|This forum is proudly powered by Scientific Linux 6||SL website Download SL Help Search Members|
|Welcome Guest ( Log In | Register )||Resend Validation Email|
Posted: Dec 18 2013, 07:50 AM
Member No.: 2855
Joined: 18-December 13
Dear SL community,
first of all, I hope this topic belongs here - otherwise someone please move it.

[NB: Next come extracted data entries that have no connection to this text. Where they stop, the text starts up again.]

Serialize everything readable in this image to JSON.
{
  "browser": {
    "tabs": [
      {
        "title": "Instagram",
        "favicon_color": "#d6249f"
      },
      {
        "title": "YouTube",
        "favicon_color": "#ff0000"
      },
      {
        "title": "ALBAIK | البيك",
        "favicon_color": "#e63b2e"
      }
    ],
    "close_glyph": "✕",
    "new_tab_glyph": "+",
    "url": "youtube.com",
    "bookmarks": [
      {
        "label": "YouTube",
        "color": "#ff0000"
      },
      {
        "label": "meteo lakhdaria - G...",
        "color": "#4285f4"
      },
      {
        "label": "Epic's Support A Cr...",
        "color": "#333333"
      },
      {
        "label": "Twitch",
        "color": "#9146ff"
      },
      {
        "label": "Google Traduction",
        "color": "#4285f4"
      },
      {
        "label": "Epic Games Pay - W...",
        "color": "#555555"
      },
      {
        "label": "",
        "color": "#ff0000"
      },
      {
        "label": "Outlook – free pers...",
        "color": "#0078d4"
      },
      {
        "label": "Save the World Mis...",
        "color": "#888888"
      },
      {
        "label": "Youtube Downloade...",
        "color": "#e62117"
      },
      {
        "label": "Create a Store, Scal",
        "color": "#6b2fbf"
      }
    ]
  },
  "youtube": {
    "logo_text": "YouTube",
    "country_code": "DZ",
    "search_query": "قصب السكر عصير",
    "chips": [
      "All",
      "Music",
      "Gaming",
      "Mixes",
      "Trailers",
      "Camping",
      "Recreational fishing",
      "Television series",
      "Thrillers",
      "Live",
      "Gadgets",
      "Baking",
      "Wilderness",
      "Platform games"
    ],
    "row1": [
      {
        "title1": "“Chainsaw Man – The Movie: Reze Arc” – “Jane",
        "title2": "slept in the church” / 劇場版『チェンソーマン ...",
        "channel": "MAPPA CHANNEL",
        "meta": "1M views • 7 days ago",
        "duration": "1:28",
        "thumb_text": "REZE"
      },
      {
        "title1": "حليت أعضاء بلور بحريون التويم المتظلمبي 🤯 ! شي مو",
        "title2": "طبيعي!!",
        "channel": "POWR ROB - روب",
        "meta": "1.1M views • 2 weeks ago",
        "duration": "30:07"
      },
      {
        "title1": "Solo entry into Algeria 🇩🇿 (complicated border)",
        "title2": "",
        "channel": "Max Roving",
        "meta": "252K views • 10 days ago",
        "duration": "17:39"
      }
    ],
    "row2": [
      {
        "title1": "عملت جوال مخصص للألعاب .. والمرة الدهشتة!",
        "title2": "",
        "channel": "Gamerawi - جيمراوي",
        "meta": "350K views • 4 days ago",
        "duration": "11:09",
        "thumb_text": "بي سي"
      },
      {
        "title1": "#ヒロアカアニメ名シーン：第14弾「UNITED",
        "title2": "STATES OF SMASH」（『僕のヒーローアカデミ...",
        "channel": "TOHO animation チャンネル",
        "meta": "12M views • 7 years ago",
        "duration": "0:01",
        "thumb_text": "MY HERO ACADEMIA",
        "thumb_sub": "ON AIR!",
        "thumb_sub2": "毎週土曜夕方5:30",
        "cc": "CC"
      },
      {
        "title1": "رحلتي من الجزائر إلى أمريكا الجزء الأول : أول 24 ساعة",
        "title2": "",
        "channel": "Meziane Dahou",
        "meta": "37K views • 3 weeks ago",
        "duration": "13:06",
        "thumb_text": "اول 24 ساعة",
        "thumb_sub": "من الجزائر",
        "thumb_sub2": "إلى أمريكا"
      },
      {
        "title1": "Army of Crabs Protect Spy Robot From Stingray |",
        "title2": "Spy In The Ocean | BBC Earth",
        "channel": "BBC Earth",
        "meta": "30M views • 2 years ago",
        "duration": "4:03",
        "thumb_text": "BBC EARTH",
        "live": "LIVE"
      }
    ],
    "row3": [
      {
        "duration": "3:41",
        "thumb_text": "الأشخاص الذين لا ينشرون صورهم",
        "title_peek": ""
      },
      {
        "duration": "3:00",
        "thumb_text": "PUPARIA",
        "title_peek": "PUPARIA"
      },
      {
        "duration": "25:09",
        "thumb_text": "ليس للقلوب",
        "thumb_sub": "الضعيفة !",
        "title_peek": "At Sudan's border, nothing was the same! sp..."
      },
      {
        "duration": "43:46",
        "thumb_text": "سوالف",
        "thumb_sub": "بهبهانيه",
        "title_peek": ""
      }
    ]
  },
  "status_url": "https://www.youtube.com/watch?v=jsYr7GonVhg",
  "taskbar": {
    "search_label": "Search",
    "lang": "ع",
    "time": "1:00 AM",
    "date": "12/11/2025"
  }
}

That being said, on to the issue.
I have recently installed a small scientific cluster using SL 6.2 (dictated by our Infiniband hardware, which I can't get to work under 6.4) - consisting of 7 compute nodes, 1 head node and a file server. The file server exports folders to the compute nodes, and I have started to notice that files on those shares become randomly unavailable on random nodes. In practice this means that jobs sent to the queueing system won't start because a binary can't be read/executed on one node, where it works perfectly fine on other nodes. I can neither specifically trigger this behaviour nor pin down how to fix it... I can 'ls' the file and it will have all relevant attributes, but can't do anything with it - be it reading or executing. Other files in the same folder to not exhibit this behaviour.... It's like the system doesn't think that specific file exists. Un-mounting the share and re-mounting it fixes the problem, but this is obviously not a long-term solution, since it will happen again after a random interval (days).
Some details about the setup:
The file server exports a 16.x TB partition (XFS formatted) to the nodes, in several pieces. Those pieces are subfolders on the big storage partition - one for projects, the home directories and software.
Those folders are mounted on each node as
And SW is the partition that creates the problems (so far I haven't seen problems with the other two mounts).
192.168.1.2:/data0/sw /sw nfs4 rw,relatime,vers=4,rsize=1048576,wsize=1048576,namlen=255,hard,proto=tcp,port=0,timeo=600,retrans=2,sec=sys,clientaddr=192.168.1.100,minorversion=0,local_lock=none,addr=192.168.1.2 0 0
192.168.1.2:/data0/sw /sw nfs4 _netdev,auto 0 0
Note: The project partition is actually exported and mounted over infiniband for speed - not sure if that would explain why I am having trouble with the ethernet-exported shares.
Posted: Dec 18 2013, 09:15 AM
Retired SLF Administrator
Member No.: 2
Joined: 8-April 11
Don't worry, right subforum
You try "nolock" instead of "local_lock=none".
Myself, I use the "intr" option as well.
More details on common NFS mount options can be found here (Red Hat portal).
"Sometimes the best helping hand you can give is a good, firm push."